Readers of this blog may recognize in agile development methodologies the management paradigms I profess. My management methods led my company to agile development methodologies like Scrum and Extreme Programming. My blog posts on management books provide the following principles:
  1. Update opinions from observations. ("The Map is Not the Territory.")
  2. Develop a culture of interdependence. ("Mature from Dependence to Independence to Interdependence," and "People are smarter than you think. Give them a chance to prove themselves.")
  3. Prioritize what's important. ("Good is the Enemy of Best.")
  4. Jointly determine the course. (See The 8th Habit.)
  5. Set up and manage systems to stay on course. (See The 8th Habit.)
  6. Focus talents on results, not methods, then get out of people's way and give help as requested. (See The 8th Habit.)
  7. "Never automate something that can be eliminated, and never delegate something that can be automated or streamlined."
The principles above aren't articulated in industry terms, however.
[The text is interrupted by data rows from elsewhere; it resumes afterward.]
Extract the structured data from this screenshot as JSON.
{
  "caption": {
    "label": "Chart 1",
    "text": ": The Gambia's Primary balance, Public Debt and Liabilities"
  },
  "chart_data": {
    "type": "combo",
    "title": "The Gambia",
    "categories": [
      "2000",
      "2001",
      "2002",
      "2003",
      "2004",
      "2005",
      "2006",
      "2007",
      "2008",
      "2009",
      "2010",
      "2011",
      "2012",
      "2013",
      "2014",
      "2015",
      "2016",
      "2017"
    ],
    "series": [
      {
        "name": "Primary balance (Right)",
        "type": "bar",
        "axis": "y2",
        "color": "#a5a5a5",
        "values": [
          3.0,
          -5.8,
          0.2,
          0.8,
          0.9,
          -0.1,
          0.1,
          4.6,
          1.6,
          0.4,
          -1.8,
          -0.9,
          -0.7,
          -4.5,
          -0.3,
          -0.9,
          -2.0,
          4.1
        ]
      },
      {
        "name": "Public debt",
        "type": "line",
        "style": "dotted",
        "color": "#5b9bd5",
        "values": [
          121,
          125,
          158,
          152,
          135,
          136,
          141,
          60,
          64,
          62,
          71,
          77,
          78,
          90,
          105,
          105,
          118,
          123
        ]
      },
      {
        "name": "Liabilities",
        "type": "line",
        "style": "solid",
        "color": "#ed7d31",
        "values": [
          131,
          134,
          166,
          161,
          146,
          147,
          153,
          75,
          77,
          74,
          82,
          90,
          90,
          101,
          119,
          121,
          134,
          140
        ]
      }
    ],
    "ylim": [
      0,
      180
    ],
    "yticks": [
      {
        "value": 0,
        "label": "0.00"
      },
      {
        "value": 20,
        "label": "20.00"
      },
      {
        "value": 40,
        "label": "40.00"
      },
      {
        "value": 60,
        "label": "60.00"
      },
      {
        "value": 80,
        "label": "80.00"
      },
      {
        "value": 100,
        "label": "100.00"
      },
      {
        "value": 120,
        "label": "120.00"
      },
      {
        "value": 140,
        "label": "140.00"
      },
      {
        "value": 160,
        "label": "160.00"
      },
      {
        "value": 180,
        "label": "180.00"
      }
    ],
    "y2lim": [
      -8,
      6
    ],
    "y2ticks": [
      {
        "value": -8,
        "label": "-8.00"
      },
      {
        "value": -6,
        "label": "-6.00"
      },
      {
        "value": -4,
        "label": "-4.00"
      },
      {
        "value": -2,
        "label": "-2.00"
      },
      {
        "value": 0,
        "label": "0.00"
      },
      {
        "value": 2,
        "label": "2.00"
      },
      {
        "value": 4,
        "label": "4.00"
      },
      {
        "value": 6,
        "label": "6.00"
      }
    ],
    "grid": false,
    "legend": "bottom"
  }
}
Specifically in software development these principles lead to the following practices:
  1. Inspect results and update process.
  2. Rely on people.
  3. Work on highest priorities.
  4. Teach self-managing teams.
  5. Improve processes.
  6. Remove impediments.
  7. Automate testing.
These practices are agile:
  1. Agile Software Development with Scrum emphasizes empirical process control.
  2. Agile methods have a people-first orientation.
  3. Product backlog and sprint backlog are prioritized.
  4. Scrum uses self-managing teams.
  5. Extreme Programming suggests various process improvements like spike solutions, coding standards, continuous integration.
  6. A Scrum Master uses a daily stand-up meeting to learn impediments to remove them.
  7. Extreme Programming emphasizes automated unit (and acceptance) tests.
I would list examples from our experience (e.g., engineering estimation, comparison to CMM Level 2 and key process areas, serving manufacturing clients, consensus decision-making) but this blog post is already long. However, I'll write that I'm pleased with how agile practice embodies good paradigms and principles.